Commentaries on the Rules submitted during the consultation period by major stakeholders agree. The American Public Health Association is concerned about real or perceived discrimination and encourages the government to track and evaluate incentives that require meeting a target. The American Cancer Society Cancer Action Network and the American Heart Association recommend that the Department of Health and Human Services evaluate programs’ effectiveness and provide examples of successful models.  The American College of Physicians highlights proposals for grants to be established to evaluate programs. The Health Enhancement Research Organization equally encourages more evaluations on effectiveness, as does the National Business Coalition for Health, which additionally emphasizes the need to share data freely and make it publicly available.

While these laudable recommendations require a range of policy responses, two key steps can help make significant progress in the right direction.

A public registry.  First, the relevant federal departments should establish a central public registry in which all employers should enter basic features of all offered wellness programs. The CDC’s Healthier Worksite Initiative would be a fitting location.  The data would be the same that employers provide to their employees with minimal data protection issues and administrative burden. Data should include the kind of incentivized behavior; the size of the reward or penalty; the availability of support and ethically relevant alternative standards (emphasized in the Final Rules); and whether programs are evaluated. Accreditation systems such as the NCQA’s Wellness & Health Promotion Program should require employers’ cooperation in entering information into the registry and keeping it up to date.
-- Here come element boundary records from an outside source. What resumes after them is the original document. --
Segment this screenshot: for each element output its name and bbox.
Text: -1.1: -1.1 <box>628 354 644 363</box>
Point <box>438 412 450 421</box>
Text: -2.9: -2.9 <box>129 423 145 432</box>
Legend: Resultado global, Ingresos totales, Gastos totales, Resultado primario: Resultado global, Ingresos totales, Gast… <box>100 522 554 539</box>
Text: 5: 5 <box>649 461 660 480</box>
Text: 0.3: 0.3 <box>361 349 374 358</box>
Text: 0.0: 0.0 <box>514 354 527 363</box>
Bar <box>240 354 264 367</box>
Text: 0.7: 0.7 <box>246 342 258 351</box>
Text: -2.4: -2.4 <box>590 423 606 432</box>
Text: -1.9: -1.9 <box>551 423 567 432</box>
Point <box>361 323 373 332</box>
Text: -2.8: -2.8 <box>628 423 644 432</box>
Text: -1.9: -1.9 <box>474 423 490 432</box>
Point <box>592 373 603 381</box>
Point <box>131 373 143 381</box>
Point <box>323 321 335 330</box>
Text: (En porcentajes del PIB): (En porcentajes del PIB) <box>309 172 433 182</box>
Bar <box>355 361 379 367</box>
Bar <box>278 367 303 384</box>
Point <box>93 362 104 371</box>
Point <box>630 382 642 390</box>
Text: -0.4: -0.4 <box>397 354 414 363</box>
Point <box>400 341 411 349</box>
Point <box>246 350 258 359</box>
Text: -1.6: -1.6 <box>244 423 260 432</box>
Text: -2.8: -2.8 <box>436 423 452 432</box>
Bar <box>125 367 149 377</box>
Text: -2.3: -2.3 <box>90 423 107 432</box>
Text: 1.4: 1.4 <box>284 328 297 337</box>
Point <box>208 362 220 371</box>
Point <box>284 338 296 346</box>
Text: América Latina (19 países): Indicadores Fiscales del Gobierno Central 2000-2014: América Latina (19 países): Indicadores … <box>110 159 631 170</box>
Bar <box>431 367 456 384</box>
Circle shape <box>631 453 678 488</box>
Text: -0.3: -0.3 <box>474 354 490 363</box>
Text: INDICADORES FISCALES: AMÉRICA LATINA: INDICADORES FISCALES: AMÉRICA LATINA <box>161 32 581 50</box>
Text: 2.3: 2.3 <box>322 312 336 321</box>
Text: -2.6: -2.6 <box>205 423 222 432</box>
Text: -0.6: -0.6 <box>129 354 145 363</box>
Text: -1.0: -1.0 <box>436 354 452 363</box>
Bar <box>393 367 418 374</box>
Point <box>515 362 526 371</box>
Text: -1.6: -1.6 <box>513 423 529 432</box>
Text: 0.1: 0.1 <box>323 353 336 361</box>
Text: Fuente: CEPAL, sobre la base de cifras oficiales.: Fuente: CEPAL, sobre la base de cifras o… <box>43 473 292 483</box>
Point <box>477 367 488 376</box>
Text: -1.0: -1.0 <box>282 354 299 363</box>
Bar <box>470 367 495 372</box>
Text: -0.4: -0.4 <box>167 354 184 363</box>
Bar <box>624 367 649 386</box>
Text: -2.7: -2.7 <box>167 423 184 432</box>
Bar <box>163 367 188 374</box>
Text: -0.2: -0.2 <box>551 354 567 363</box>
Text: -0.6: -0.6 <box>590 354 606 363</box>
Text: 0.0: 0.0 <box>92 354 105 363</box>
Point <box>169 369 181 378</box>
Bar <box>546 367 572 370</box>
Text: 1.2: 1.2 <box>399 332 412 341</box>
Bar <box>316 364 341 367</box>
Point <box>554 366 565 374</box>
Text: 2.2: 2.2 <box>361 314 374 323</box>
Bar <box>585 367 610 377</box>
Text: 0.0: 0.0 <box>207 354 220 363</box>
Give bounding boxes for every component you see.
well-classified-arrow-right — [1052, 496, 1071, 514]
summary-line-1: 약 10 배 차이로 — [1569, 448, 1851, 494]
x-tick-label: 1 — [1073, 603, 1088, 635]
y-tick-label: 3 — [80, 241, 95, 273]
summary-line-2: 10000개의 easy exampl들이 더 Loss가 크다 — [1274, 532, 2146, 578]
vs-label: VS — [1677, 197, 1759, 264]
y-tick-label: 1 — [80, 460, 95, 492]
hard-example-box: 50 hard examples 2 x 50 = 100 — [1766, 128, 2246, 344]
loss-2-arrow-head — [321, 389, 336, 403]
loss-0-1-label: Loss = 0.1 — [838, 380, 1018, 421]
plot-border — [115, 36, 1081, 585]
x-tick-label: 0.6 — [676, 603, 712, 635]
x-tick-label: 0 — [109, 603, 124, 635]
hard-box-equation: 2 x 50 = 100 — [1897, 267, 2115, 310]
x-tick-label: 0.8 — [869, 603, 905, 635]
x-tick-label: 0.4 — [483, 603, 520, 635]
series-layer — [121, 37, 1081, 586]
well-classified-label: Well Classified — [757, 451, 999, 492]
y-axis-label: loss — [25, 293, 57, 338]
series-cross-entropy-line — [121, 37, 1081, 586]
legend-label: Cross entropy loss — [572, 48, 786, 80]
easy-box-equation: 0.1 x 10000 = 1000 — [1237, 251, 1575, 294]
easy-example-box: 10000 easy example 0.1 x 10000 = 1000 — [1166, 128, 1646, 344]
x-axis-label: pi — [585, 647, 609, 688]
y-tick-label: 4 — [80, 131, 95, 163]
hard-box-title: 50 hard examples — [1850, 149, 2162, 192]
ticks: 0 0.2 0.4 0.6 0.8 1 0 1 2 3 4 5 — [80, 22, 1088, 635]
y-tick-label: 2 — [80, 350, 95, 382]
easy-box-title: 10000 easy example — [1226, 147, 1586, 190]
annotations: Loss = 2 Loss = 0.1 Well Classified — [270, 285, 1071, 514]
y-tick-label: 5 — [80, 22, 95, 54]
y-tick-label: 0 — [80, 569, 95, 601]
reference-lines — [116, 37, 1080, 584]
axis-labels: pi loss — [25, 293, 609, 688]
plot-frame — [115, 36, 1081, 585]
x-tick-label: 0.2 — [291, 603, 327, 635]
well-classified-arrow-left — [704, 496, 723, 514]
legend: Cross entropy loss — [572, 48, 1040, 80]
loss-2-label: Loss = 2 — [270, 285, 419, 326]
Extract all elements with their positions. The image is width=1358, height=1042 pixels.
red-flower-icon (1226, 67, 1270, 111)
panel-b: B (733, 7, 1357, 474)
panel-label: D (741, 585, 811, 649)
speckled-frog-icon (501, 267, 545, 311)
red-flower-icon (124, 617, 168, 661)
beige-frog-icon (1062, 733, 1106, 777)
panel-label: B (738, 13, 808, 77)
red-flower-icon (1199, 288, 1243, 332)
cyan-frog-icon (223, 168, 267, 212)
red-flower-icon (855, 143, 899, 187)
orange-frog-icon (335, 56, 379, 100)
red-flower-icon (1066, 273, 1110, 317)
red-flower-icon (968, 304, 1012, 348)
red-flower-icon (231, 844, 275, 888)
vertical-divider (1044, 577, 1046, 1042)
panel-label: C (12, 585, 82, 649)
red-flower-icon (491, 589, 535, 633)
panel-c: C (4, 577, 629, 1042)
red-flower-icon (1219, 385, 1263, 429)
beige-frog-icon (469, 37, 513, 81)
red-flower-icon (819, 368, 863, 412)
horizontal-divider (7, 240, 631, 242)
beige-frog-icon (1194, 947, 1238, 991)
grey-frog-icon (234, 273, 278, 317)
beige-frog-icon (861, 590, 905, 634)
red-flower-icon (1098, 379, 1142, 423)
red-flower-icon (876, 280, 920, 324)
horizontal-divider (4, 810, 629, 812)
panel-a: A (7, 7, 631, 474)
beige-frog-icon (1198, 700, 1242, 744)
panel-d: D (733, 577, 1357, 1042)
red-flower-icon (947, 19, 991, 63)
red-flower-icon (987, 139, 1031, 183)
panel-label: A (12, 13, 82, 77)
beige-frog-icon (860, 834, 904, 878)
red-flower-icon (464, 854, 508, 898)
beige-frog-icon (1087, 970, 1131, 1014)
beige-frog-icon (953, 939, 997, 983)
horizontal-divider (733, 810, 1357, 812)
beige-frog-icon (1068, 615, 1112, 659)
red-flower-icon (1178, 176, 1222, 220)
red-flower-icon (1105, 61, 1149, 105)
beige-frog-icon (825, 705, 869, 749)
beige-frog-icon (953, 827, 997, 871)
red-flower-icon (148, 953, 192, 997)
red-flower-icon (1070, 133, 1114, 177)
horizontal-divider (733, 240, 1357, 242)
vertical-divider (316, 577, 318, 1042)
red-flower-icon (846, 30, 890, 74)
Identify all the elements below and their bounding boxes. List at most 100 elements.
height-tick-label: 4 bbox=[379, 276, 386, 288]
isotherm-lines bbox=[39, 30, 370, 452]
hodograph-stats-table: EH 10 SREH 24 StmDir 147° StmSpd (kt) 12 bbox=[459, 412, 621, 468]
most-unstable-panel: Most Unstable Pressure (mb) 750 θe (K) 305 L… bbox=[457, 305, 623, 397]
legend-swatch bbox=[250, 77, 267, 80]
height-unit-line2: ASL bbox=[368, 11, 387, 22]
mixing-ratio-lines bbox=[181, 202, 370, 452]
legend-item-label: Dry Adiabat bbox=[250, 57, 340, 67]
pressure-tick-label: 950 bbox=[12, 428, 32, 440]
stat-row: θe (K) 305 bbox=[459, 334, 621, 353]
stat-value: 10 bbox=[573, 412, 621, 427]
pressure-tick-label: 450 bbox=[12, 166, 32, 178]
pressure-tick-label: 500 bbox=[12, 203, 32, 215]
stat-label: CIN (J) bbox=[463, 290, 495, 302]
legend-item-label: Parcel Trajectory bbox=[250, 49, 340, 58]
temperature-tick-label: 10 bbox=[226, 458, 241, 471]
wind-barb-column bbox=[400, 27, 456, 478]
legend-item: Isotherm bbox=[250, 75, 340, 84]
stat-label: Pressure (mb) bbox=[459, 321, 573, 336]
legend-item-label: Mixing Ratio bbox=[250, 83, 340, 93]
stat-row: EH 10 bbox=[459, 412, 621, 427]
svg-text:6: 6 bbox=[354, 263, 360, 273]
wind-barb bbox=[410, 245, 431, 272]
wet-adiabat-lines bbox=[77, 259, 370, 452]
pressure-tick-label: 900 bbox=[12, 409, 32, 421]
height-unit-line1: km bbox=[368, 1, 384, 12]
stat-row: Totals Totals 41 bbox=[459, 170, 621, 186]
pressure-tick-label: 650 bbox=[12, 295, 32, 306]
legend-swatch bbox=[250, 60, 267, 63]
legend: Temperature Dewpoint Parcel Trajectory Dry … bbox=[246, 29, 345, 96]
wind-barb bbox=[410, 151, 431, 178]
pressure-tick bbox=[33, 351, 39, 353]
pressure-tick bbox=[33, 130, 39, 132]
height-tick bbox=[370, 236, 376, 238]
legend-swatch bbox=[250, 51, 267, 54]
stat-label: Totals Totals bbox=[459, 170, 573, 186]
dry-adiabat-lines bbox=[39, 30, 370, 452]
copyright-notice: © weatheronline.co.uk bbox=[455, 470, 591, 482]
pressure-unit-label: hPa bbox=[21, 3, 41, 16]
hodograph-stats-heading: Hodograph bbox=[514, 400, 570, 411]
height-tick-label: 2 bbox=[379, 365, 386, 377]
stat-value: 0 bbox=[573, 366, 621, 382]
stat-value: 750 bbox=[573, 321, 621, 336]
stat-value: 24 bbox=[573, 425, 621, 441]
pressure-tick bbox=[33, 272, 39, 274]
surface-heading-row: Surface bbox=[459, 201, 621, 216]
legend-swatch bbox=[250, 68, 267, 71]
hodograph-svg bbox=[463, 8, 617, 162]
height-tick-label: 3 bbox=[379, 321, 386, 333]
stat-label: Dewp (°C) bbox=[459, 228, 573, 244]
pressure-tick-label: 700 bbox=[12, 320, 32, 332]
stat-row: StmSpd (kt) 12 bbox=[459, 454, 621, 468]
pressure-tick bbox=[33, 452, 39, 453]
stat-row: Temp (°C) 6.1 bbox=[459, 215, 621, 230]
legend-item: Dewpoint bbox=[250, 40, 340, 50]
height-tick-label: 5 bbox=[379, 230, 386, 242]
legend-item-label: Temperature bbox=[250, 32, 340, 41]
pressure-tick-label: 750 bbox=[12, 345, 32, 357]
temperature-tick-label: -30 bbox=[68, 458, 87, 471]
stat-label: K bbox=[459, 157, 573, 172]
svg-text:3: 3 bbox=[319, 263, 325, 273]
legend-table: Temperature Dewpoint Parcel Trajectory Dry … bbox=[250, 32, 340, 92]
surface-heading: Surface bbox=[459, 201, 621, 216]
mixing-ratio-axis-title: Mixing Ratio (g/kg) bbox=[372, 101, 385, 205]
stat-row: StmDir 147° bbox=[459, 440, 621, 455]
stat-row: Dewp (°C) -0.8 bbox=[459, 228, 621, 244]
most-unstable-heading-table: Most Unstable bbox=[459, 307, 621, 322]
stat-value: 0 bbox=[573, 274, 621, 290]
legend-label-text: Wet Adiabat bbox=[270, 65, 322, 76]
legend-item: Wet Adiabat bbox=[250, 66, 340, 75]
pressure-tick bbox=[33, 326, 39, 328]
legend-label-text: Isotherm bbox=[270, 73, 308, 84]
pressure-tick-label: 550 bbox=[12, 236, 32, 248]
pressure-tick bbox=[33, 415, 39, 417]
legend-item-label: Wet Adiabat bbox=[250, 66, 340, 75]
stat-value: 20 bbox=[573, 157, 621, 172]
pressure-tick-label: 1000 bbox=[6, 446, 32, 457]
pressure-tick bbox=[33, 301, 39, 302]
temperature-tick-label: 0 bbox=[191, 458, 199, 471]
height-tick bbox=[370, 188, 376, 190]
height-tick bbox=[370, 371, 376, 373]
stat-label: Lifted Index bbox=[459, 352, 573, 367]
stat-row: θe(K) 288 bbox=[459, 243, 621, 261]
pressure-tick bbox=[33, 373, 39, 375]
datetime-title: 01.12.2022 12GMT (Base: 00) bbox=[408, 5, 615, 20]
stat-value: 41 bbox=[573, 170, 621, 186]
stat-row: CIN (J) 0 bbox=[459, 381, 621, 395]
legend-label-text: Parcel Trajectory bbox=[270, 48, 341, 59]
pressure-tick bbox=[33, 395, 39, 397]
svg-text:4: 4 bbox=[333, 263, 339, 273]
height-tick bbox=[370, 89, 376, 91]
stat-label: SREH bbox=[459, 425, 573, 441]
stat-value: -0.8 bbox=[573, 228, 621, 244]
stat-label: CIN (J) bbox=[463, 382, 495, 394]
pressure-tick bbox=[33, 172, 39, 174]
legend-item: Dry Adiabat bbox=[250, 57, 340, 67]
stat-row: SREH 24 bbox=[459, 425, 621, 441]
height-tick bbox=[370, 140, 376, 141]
A registry increases transparency and accountability. Trends can be monitored, and regulators can incentivize evaluations of certain programs, for example those that affect particularly large numbers of employees.  As a clearinghouse, a registry can connect academic researchers, journalists, or other employers interested in learning from particular programs.  Voluntary information on other relevant features (eg: participation and completion rates) could also enable further analysis; showcase and reward excellence; and enable feedback to employers from an unparalleled and fully representative dataset.

The NIH clinical trials database.  Second, all programs taking the form of trials should be listed in the NIH’s clinical trials database and include all findings (positive as well as negative). Findings should also be linked with the central registry, so that employers entering a new program receive alerts to avoid poor designs and improve on effective ones.

Wellness incentives hold considerable potential to improve health. Yet, we know little about which designs are the most or least effective nor about how widespread which types of programs are. The newly increased levels are likely to spur considerable experimentation by employers.  More is needed to move towards fully evidence-based wellness programs that set out here, but the above steps can help make significant progress towards effective and fair wellness incentives.